According to the Russian Aviation Workers' Trade Union, airlines face a shortage of skilled pilots as the younger generation is not going into the profession due to low salaries. Moreover, Russia has just two schools training civilian pilots.
Compounding these problems is the decrepit state of Russia's airports.
According to the air transport research organization Skytrax, Russia has three of the world's most dangerous airports: the infamous Irkutsk field, Adler, and Petropavlovsk Kamchatsky.
In Adler, the airport for the Black Sea city of Sochi, aircraft must perform a complicated - and terrifying - loop maneuver in order to land on a small strip between the mountains and the sea. Moreover, the airport lacks standard radio and lighting equipment. In Petropavlovsk Kamchatsky on the mountainous Kamchatka peninsula, takeoffs and landings are complicated by extreme turbulence, high hills, and volcanoes.
Overall, 39 Russian airports are in need of emergency repairs on runways. Part of the problem is that runways and landing strips at Russian airports are constructed from concrete blocks. On older runways, the center of these blocks tend to sink and form a bowl that accumulates water, leading to hazardously slippery runways flooded with puddles.
And then there is plain old fashioned crime and corruption.
Police in Moscow, for example, recently caught workers at the Vnukovo Aircraft Repair Works using uncertified parts stolen from the Saturn plant in Rybinsk. Investigators later discovered that many of these faulty parts had been installed on aircraft engines.

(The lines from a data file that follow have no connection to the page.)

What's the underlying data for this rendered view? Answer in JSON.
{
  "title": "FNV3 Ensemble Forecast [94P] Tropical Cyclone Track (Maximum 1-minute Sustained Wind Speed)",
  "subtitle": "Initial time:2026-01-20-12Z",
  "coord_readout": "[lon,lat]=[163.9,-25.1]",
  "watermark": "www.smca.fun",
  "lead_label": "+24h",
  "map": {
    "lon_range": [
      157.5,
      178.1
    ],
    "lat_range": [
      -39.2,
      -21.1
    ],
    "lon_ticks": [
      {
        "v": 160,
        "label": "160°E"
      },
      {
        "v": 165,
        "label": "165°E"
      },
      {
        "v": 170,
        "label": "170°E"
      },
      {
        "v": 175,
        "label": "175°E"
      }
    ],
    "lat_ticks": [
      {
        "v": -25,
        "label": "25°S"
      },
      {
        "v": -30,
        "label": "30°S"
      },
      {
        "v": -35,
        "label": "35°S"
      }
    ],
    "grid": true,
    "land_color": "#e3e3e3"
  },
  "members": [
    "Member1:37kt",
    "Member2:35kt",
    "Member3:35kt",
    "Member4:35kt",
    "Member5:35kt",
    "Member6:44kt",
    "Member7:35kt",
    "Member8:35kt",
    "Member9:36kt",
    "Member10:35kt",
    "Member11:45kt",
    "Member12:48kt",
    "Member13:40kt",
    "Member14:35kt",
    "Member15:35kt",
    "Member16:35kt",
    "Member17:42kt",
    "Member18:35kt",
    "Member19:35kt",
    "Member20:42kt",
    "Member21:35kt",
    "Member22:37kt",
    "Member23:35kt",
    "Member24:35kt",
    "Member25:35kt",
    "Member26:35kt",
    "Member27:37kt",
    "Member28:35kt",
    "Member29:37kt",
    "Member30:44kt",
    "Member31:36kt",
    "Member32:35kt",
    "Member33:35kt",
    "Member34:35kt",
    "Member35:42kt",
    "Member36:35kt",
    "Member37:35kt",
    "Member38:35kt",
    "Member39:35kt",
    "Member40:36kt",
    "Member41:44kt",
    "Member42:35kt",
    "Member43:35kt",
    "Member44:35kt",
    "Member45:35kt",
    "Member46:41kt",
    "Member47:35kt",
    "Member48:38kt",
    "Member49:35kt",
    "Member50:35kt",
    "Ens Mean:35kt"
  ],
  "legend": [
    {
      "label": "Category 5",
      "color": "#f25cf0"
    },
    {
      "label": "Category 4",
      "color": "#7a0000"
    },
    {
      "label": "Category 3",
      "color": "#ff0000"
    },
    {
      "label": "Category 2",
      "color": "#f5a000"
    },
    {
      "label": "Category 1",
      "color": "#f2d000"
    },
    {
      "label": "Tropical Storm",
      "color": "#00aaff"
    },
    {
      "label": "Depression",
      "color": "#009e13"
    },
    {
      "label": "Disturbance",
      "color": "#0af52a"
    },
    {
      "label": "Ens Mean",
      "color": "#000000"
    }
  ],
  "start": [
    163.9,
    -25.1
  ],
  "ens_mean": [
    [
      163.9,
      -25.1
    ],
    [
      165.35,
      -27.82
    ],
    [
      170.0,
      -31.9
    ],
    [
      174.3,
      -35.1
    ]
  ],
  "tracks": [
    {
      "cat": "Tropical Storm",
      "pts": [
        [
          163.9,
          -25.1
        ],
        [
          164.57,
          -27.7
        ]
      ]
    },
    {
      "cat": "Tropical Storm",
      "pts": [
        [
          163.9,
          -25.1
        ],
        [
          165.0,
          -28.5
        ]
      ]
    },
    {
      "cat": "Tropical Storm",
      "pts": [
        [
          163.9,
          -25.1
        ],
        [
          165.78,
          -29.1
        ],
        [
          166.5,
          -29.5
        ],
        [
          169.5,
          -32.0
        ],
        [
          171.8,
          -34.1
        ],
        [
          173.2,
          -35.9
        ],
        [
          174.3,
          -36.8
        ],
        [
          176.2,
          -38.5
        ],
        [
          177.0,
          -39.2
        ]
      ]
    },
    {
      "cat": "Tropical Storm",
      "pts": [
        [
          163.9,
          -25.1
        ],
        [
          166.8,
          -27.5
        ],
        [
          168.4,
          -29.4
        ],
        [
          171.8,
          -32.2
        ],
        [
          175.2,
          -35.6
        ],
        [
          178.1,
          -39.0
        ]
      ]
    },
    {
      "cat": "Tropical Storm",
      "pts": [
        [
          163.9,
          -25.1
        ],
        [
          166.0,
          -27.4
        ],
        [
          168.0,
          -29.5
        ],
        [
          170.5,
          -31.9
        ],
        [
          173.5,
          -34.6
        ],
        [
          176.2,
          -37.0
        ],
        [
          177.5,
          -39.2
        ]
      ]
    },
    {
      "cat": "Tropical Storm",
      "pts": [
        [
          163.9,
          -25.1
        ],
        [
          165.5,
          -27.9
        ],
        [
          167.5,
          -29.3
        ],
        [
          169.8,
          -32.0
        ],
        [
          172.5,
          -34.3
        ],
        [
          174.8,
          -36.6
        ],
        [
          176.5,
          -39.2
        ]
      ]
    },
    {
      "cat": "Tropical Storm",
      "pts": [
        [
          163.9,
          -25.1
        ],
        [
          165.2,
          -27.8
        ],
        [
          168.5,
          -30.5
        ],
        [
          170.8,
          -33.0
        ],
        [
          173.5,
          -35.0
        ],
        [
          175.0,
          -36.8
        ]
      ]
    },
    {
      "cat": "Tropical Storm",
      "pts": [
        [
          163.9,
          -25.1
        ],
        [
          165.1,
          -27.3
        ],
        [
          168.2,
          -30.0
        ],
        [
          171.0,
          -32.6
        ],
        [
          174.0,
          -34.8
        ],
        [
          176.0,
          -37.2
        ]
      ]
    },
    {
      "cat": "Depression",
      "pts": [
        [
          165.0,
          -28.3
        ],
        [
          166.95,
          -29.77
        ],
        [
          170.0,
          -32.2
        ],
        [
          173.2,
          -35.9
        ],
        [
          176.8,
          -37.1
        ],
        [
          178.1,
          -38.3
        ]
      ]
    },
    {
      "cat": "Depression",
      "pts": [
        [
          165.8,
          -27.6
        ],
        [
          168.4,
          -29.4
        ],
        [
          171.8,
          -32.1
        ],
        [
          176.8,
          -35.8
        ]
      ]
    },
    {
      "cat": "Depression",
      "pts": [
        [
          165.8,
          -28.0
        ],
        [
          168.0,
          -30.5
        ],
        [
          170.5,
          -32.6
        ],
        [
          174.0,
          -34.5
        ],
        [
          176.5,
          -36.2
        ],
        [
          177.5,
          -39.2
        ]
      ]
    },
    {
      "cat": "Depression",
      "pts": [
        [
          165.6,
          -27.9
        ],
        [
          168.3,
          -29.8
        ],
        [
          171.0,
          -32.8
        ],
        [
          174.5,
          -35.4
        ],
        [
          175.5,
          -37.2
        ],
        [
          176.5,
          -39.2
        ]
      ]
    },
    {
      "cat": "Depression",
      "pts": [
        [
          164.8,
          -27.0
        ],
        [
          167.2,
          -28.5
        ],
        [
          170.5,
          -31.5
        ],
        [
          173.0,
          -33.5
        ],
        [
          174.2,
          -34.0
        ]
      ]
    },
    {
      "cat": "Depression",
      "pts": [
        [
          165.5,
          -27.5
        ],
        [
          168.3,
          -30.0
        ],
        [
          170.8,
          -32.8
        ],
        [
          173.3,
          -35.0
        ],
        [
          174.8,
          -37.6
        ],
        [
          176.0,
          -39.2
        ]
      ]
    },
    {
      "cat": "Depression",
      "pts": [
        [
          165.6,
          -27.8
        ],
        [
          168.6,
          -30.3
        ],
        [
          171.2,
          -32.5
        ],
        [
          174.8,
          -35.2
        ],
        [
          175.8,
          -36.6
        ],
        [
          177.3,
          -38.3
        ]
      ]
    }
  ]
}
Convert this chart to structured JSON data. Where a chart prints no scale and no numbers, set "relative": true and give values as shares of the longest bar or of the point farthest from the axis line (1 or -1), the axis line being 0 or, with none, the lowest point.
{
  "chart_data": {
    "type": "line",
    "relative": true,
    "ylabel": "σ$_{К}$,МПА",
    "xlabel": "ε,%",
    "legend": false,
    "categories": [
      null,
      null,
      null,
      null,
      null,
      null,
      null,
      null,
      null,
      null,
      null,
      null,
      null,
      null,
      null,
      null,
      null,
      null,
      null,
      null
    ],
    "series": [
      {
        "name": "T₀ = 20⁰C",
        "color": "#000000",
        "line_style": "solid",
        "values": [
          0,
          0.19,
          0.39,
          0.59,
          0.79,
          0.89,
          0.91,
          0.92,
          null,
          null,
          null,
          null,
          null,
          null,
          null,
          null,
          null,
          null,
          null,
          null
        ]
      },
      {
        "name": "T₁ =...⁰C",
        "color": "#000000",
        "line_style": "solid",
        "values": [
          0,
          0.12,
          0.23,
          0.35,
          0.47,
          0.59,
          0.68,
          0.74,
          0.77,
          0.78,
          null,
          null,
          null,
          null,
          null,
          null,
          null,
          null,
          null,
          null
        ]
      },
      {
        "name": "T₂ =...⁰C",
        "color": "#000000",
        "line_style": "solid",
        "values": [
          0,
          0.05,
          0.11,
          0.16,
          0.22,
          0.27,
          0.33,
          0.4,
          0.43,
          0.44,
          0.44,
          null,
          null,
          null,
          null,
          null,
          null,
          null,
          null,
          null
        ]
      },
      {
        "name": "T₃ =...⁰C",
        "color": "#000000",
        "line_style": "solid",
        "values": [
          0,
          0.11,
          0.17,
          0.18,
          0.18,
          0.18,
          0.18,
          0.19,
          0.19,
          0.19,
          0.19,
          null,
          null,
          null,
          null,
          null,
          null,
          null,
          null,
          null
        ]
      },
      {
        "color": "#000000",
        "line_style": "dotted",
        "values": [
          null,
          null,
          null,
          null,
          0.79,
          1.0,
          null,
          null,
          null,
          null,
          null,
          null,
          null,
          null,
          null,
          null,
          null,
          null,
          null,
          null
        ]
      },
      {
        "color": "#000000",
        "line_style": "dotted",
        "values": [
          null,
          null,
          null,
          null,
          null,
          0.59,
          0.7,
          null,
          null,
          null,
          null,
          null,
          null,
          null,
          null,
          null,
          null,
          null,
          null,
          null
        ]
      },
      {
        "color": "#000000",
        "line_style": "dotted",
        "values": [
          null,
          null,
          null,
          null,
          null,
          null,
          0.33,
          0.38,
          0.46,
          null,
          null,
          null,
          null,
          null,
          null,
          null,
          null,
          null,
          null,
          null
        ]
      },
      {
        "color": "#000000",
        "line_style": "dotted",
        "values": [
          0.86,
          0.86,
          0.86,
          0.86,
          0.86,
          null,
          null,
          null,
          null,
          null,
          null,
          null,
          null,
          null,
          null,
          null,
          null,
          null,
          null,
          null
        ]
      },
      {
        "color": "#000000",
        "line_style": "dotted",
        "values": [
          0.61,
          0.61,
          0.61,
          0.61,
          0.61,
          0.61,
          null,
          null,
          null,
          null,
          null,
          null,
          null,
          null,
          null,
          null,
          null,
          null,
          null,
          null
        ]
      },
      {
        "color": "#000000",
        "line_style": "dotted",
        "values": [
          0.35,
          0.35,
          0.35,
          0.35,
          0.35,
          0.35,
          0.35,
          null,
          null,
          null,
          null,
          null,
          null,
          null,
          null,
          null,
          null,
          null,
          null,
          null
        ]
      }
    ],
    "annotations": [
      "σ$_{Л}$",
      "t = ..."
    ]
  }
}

LESSONS LEARNED? Attempting to reassure the public, some Russian airline executives have suggested that the rise in accidents is not really a cause for concern.
Russian authorities register many thousands of road accidents every year, they say. Accidents occur on the railroads, on boats, and at factories as well. This is the price people have to pay for the industrial revolution.
The Russian government was only slightly less cavalier. It promised to pay 100,000 rubles ($3,700) to victims' families in the A310 crash in Irkutsk, and 50,000 rubles to survivors.
But despite mounting evidence that airlines' habit of buying second-hand aircraft from abroad is harming airline safety, Transport Minister Levitin said the government does not plan to initiate more comprehensive controls on the process.
"The mechanism works and we will not change it," he said, adding that the A310 that crashed in Irkutsk had been regularly maintained and passed all safety tests.
But a looming lawsuit may cause the foreign companies supplying Russian airlines to exercise more caution.
The American law firm Speiser Krause has agreed to represent 27 families who lost relatives in the Irkutsk crash. The firm, which claims that a problem in the aircraft's reverse braking system caused the crash, is preparing to sue U.S. and British companies that manufactured parts for the A310 for $800,000 to $1.5 million in compensation per victim.